The regions that are proving to be hot spots for Canadian crude are the refinery-rich American midwest and, increasingly, the growing refinery base along the US Gulf Coast. The amount of crude shipped to this latter region “increased significantly in 2014, in part due to the commissioning of several pipeline projects such as TransCanada’s US Gulf Coast Extension and Enbridge’s Flanagan South and Seaway Twin,” states the NEB’s April 28, 2015 Market Snapshot report. “The US Gulf Coast is one of the largest and most complex refining centers in the world. It holds significant long-term potential as a market for western Canadian crude oil, particularly heavy grades.”

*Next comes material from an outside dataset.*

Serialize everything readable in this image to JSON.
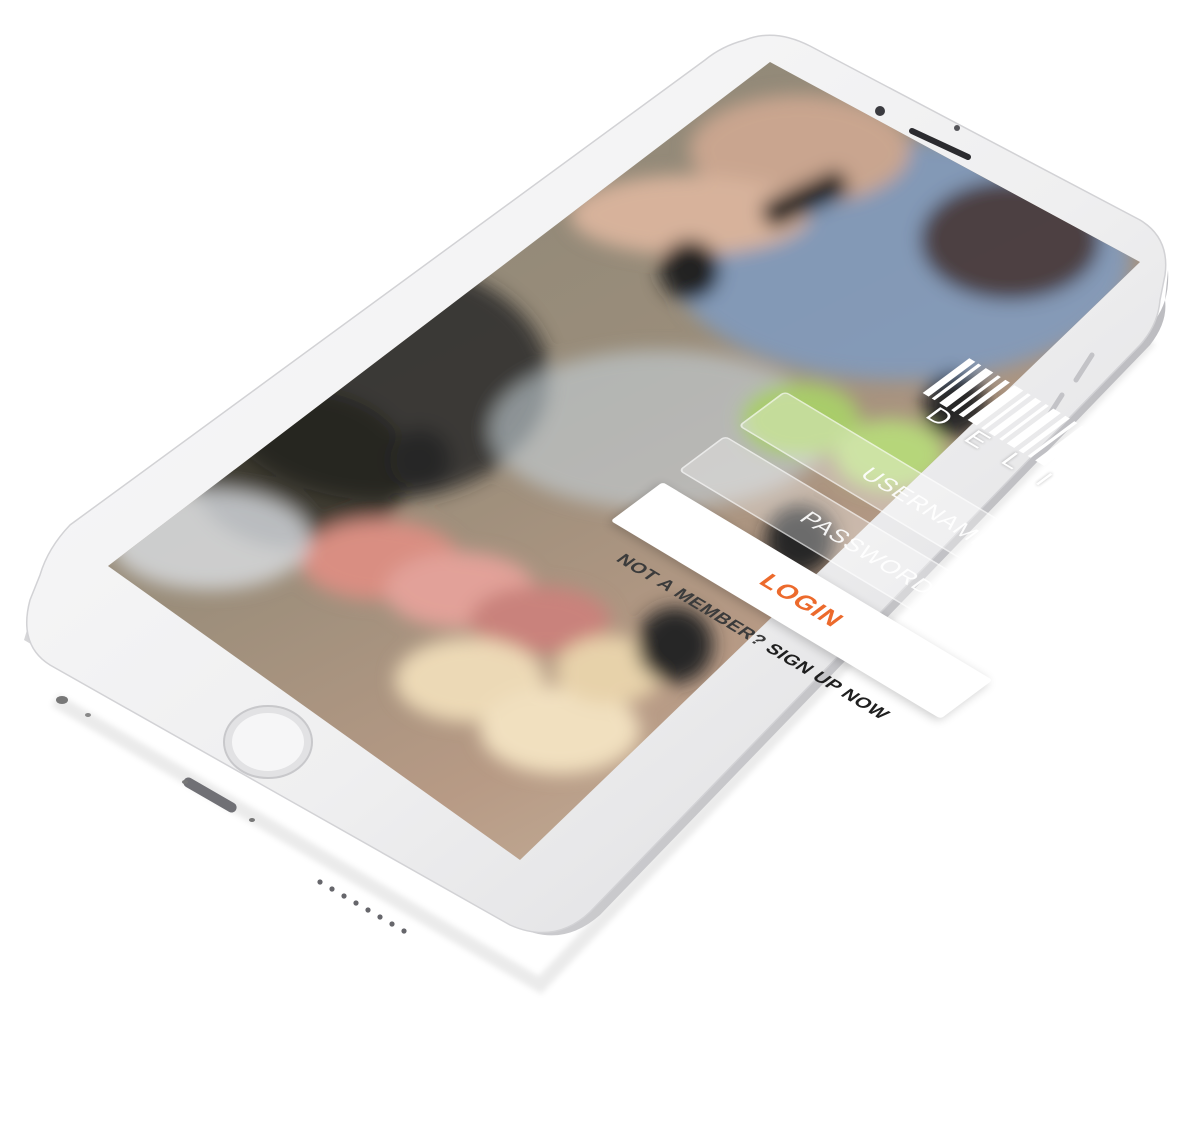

For non-oil producers, the western and southeastern United States are the markets that are delivering the best sales performance so far this year for Canadian exporters. “In the Western US — from California north to Washington state — the export categories that are strong include motor vehicles, aerospace equipment, chemicals, finished foods and industrial machinery,” says Paul Ferley, assistant chief economist with RBC Economic Research. “In the southeast, the exports in demand from Canada are relatively broadly-based. The list includes some of the areas of strength evident in the western US such as finished foods, chemicals and industrial machinery, but also includes computer and electronic items, paper goods, chemical products and primary metal exports.”
Michigan is another North American hot spot for Canadian exporters. According to the Michigan Economic Development Corporation (MEDC), Michigan imported $48.9 billion of products from Canada in 2013, compared to exports to Canada worth $25.9 billion in the same period.
Not surprisingly, transportation products from Canada dominated our 2013 exports to this state, to the tune of $31.5 billion. But Canadian oil and gas ($5.9 billion) and machinery ($3.2 billion) are also big sellers. According to Industry Canada, total 2014 Canadian export sales to Michigan topped $55.6 billion, making the Wolverine State (Michigan’s nickname) number one in terms of all trade sector/per-state Canadian sales. For the record, Industry Canada ranked Illinois at #2 ($52.3 billion), California as #3 ($32 billion), New York state at #4 ($25 billion) and Texas as #5 ($20.5 billion), based on 2014 Canadian total exports.
In contrast, Mexico is Canada’s fifth largest export market (behind the US, China, the UK and Japan), with only one per cent of Canada’s total $474.8 billion exports going there in 2014. (Source: www.worldstopexports.com/.) “This share has been little changed over the last ten years,” says RBC’s Paul Ferley. “Given that the US garnered nearly 77 per cent of this total — followed by China at 3.7 per cent, the UK at 2.9 per cent, and Japan at 2 per cent — there is room for substantial growth by Canada exporters in the Mexican market.”
“To date, Mexico has been a missed opportunity for our exporters,” says Todd Winterhalt, Export Development Canada’s VP of international business development. “This is a shame, because when you get into the Mexican market, you are in a position to reach the rest of Latin and South America, including growing economies such as Brazil.”
Mindful of this fact, CME, EDC and the governments of Canada and Mexico have been working hard to boost trade between these two NAFTA partners. Useful information about these efforts, plus EDC’s informative guidebook Doing Business in Mexico, can be found at the CME website (www.cme-mec.ca/english/cme-go-global/mexico.html).
Clearly, the North American market is delivering results for Canadian exporters, particularly in hot spot regions where Canada’s value proposition of goods and services trump both domestic and international competition. As the US economy continues to recover — and Canadian companies get a handle on selling to the Mexican market and its associated trade partners — the future looks bright for our exporters large and small.